Pareva impossibile e invece ce l’ha fatta a riuscire a fare una figura anche peggiore, l’uomo che all’uscita dallo stadio dopo Empoli – Fiorentina ha pensato bene di toccare il sedere a Greta Beccaglia, l’inviata di Toscana Tv palpata in diretta. «Gesto goliardico», «ero deluso per la sconfitta», «ho lavorato una vita» alcuni passaggi delle sue scuse, giunte quando la Polizia lo aveva oramai identificato. Ed intanto il conduttore della trasmissione viene sospeso. Aveva commentato il gesto con un semplice «non te la prendere».

Si chiama Andrea Serrani, ha 45 anni e vive a Chiaravalle in provincia di Ancona, dove gestisce un ristorante, l’uomo che ha palpato durante un collegamento il sedere a Greta Beccaglia, inviata per Toscana TV. Il video è diventato virale ed è stato ripreso da tutti i media. Immediate le prese di posizione e le condanne per il gesto, ma anche le testimonianze di vicinanza e solidarietà nei confronti della donna molestata in televisione proprio nella giornata per l’eliminazione della violenza contro le donne.  Nel frattempo la Polizia si era messa sulle tracce dell’uomo, che ha cercato di correre ai ripari, riuscendo forse a fare una figura anche peggiore. Solidarietà unanime all’inviata palpata in diretta tv e condanne anche al conduttore della trasmissione, per aver minimizzato il gesto.

La molestia: inviata palpata in diretta tv

L’inviata Greta Beccaglia stava raccogliendo per Toscana Tv le reazioni dei tifosi all’uscita dallo Stadio Castellani dopo Empoli- Fiorentina. Mentre era impegnata nel collegamento in diretta, Andrea Serrani è passato dietro di lei, si è sputato su una mano e le ha palpato il sedere. Poco dopo altri personaggi hanno lanciato altre affermazioni viscide a favore di telecamera.

Le reazioni: condanne e solidarietà

Lei, interdetta ha subito ripreso l’autore della molestia dicendogli «non puoi fare questo». Il conduttore della trasmissione, Giorgio Micheletti, invece ha sminuito il gesto ed ha detto all’inviata, quasi ammonendola affinché non si distraesse, «non te la prendere, non te la prendere».
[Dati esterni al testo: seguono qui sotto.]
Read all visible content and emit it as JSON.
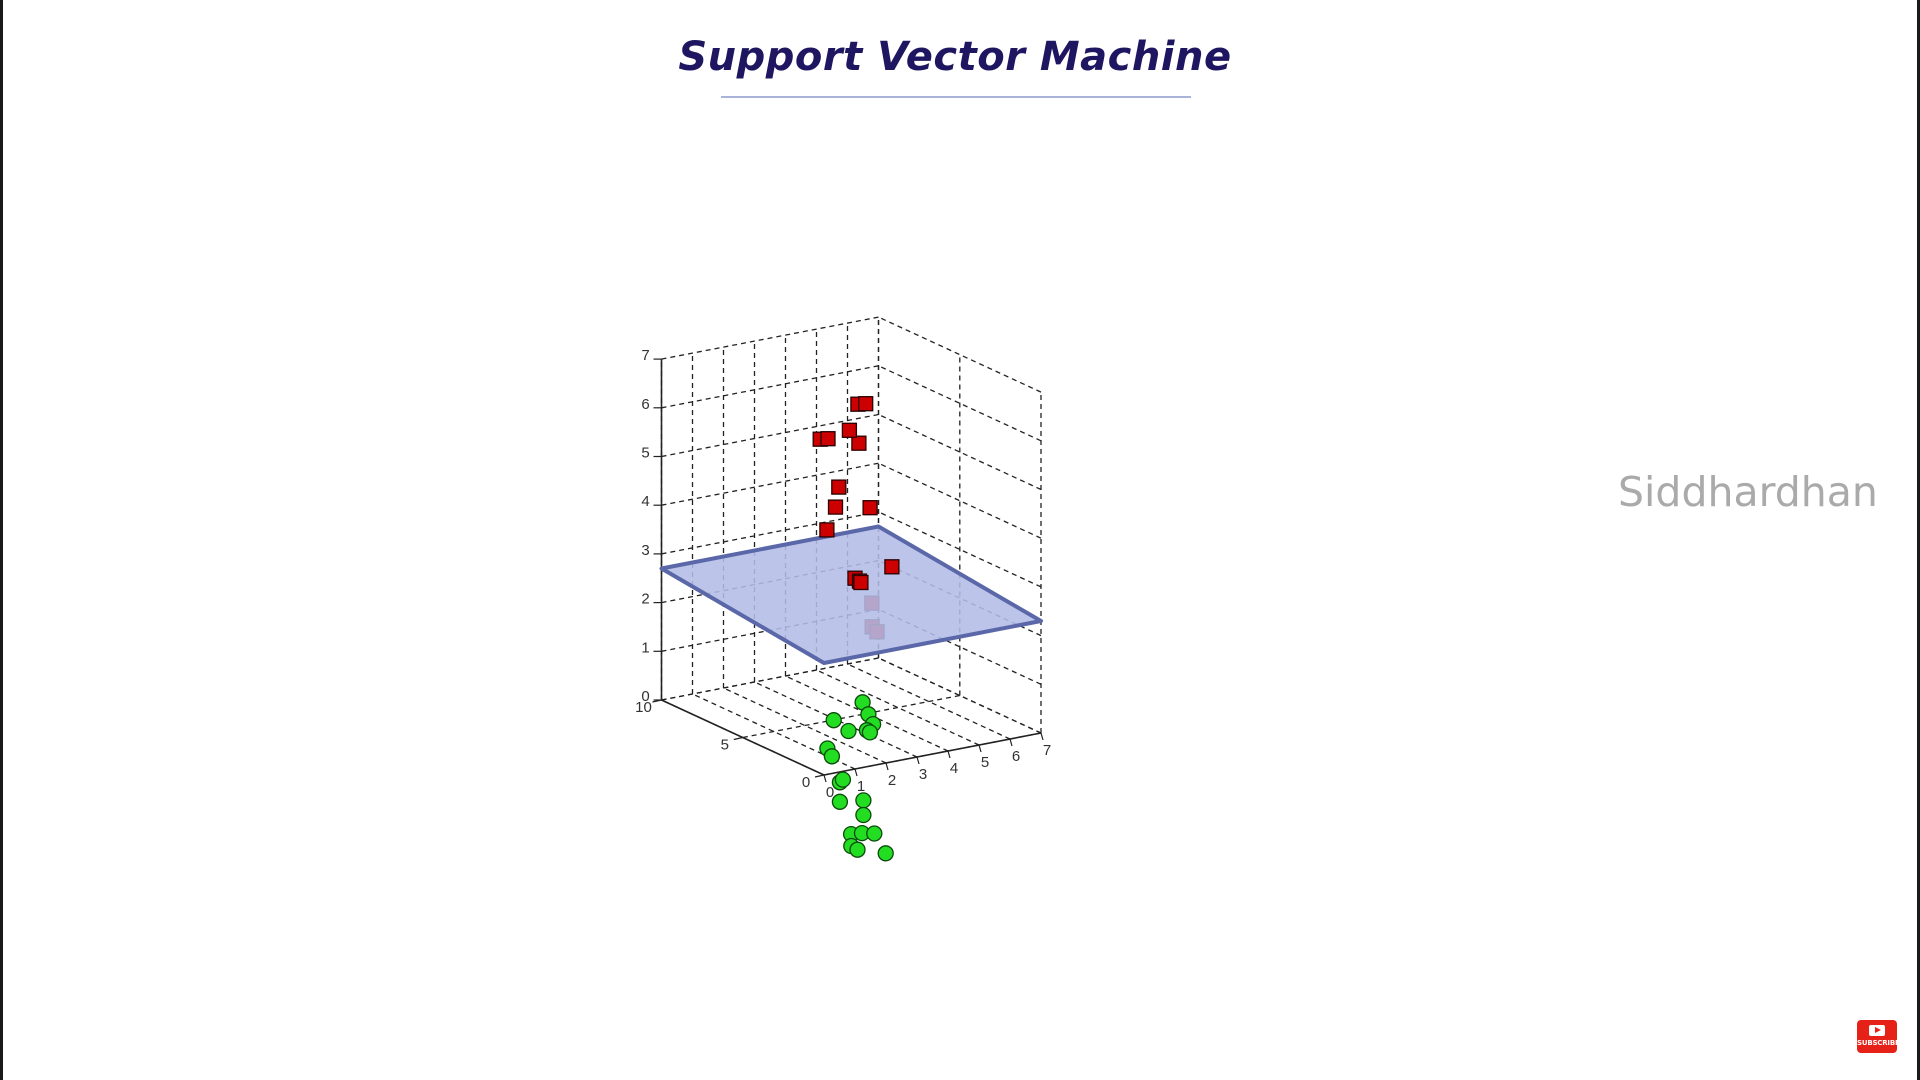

Il video dell’inviata palpata in diretta tv è in fretta diventato virale scatenando reazioni e polemiche. Alla Beccaglia sono arrivate tantissime manifestazioni di solidarietà, dal mondo della politica, dello sport, dello spettacolo e del giornalismo. E proprio l’Ordine dei Giornalisti della Toscana prende posizione contro Micheletti: «chi era in studio, invece di condannare il gesto e il molestatore, ha invitato la collega a “non prendersela”. Verso di lei non è stata sentita nessuna parola di solidarietà da parte del conduttore» afferma il Presidente Giampaolo Marchini, che parla di «episodio preoccupante». Intanto l’emittente “premia” Micheletti  con un “periodo di riposo”. Da decifrarsi come un periodo di sospensione in attesa che le polemiche si plachino e che la storia si sgonfi.

Le pessime scuse: goffe e poco credibili

Serrani nel frattempo ha cercato di giustificarsi, anche ai microfoni di trasmissioni televisive e radiofoniche. Il suo avvocato ha anche dichiarato di aver tentato di contattare i legali della Beccaglia per porgere scuse formali e per risolvere bonariamente la faccenda. L’inviata ha fatto sapere che proseguirà con l’azione legale e di aver depositato la denuncia.

Lui invece ha detto: «non è assolutamente un atto di sessismo. Avevamo perso e ho fatto quel gesto in un momento di stizza e per goliardia. Non avrei mai pensato a tutto quello che sta succedendo. Il mio avvocato sta cercando l’avvocato della giornalista: voglio farle le scuse ufficiali. Ho chiesto scusa e ci mancherebbe. Non volevo parlare con nessuno, solo andare alla mia macchina – ha proseguito il ristoratore di Chiaravalle – Ho sbagliato, voglio incontrarla, quando lei vorrà. Lo sputo sulla mano? Stavo tossendo e sono passato. E’ uno sbaglio, non è scattato niente. Ho fatto una cavolata, mi descrivono come un violentatore ma io non sono così. A casa mi hanno detto ‘come ti è venuto in mente?!?’, me l’ha detto anche la mia compagna. Sanno che non sono questa persona cattiva, stiamo passando tutti i dispiaceri possibili del mondo. Non sto bene, guardate dove è finita questa cosa per uno sbaglio. Uno lavora una vita, crea una vita e poi guardate cosa succede». Scuse goffe, poco credibili e sconclusionate che paiono più che altro il tentativo di evitare strascichi legali di un uomo spaventato, piuttosto che le parole di un uomo che ha capito la gravità di un suo gesto.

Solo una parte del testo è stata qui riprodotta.